Meet Delia Borsum from Germany

Sep 14, 2016 10:15 AM ET
Campaign: Amgen Teach

School: Hedwig-Bollhagen-Gymnasium Velten

Subject and Grade Taught: biology, chemistry, physical education, 8-12th grade

Years Teaching: 20

Years in Amgen Teach community: 1

Participation in Amgen Teach programme: national training

Delia teaches eight-to-twelve year olds at the Hedwig-Bollhagen-Gymnasium Velten school in Kremmen, Germany. As well as biology and chemistry, she also is a physical education teacher and has 20 years' experience as an educator. Delia participated in Amgen Teach in 2015 and has taken full advantage of the training to help her apply inquiry-based practices in the classroom.

She first came across Amgen Teach via the Deutsches Museum (the training provider in Germany), which: "offered a very interesting training programme with viable contents for teaching in the classroom," she explains.

Among other things, the training course content has allowed Delia to: "connect the theory and practice of biotechnology," she says, giving a specific example of an experiment to extract leaf pigments.

"By isolating the other leaf pigments such as carotenoids and xanthophylls, students were very surprised that other colors like orange appeared....and this can be seen live in autumn". Students were surprised and delighted to discover the presence of carotenoids and xanthophylls, in addition to the chlorophylls they were all expecting.

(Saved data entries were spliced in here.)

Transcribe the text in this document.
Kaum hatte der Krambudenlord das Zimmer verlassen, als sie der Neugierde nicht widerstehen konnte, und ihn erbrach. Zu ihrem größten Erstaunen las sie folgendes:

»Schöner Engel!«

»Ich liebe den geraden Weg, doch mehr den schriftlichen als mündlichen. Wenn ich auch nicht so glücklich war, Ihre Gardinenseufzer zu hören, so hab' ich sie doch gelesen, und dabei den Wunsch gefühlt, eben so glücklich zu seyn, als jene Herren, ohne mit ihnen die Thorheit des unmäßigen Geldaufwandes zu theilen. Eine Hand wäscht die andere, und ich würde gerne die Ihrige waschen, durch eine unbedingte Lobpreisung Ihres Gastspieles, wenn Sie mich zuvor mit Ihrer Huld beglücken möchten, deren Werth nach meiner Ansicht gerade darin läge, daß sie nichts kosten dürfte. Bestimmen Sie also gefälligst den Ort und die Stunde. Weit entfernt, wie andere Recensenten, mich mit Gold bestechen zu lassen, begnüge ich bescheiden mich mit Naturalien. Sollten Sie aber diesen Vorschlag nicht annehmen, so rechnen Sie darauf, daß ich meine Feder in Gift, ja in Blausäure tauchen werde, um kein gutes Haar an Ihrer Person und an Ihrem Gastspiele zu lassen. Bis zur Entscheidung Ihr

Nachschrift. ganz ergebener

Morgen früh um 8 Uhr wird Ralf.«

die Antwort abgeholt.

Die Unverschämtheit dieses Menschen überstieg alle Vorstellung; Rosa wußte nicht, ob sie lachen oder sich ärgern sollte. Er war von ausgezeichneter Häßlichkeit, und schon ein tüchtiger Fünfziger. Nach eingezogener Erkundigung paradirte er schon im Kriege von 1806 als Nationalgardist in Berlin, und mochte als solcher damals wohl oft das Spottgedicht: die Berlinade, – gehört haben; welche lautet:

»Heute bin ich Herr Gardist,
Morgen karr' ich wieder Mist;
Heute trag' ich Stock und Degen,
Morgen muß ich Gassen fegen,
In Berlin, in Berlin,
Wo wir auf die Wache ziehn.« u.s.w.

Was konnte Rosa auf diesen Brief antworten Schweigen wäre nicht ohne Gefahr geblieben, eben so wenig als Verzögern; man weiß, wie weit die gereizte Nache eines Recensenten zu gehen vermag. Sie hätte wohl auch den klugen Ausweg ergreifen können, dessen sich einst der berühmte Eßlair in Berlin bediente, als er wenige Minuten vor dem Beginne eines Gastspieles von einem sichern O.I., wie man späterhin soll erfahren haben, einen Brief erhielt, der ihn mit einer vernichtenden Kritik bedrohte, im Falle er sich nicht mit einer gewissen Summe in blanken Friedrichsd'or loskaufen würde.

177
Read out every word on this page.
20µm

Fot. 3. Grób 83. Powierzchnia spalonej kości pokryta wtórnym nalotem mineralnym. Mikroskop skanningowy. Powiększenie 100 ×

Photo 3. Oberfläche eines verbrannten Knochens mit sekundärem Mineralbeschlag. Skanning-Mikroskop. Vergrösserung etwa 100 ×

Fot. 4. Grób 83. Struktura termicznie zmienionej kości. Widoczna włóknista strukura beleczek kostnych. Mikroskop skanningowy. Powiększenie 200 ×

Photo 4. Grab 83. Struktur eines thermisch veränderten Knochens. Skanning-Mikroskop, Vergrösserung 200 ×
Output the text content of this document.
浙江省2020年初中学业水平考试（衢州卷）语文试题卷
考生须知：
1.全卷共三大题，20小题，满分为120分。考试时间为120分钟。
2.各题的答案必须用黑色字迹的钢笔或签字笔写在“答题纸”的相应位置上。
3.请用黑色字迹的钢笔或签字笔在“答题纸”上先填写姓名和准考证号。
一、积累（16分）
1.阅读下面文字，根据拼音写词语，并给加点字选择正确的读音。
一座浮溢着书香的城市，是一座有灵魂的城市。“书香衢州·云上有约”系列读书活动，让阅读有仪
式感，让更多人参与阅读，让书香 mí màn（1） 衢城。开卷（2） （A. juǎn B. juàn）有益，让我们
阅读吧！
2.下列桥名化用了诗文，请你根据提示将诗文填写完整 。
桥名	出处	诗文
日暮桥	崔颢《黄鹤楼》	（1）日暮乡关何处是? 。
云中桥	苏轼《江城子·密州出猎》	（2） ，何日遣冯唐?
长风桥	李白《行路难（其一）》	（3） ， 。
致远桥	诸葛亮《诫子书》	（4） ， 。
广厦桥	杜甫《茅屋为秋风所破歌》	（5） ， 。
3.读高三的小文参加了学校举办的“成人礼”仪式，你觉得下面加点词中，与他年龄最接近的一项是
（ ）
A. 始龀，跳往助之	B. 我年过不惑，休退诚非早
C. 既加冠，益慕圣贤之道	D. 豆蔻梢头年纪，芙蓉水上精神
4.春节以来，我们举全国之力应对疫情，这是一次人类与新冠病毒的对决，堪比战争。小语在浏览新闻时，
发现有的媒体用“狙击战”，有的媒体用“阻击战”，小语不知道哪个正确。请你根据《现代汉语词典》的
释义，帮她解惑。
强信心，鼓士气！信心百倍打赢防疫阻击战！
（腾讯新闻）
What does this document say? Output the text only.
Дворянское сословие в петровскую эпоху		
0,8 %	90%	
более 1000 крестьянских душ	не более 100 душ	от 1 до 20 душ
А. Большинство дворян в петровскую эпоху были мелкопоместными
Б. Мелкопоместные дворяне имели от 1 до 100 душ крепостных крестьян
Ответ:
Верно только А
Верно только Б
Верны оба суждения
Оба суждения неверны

Other successes include classes with a multidisciplinary approach, such as those involving scanning electron microscopy and group discussions on the ethical aspects of genetic science among her students.

Having applied the inquiry-based approach, Delia says that her students are now more motivated as a result of having a better understanding of the relationship between theory and practice in science. For example, her students have developed what she describes as a "personal relationship" with the DNA macromolecule after not only modelling its structure in the classroom, but also successfully extracting DNA in the lab.

Lessons like these, suggested by Amgen Teach, do not use expensive, complex equipment – and that is another great advantage of the programme, says Delia.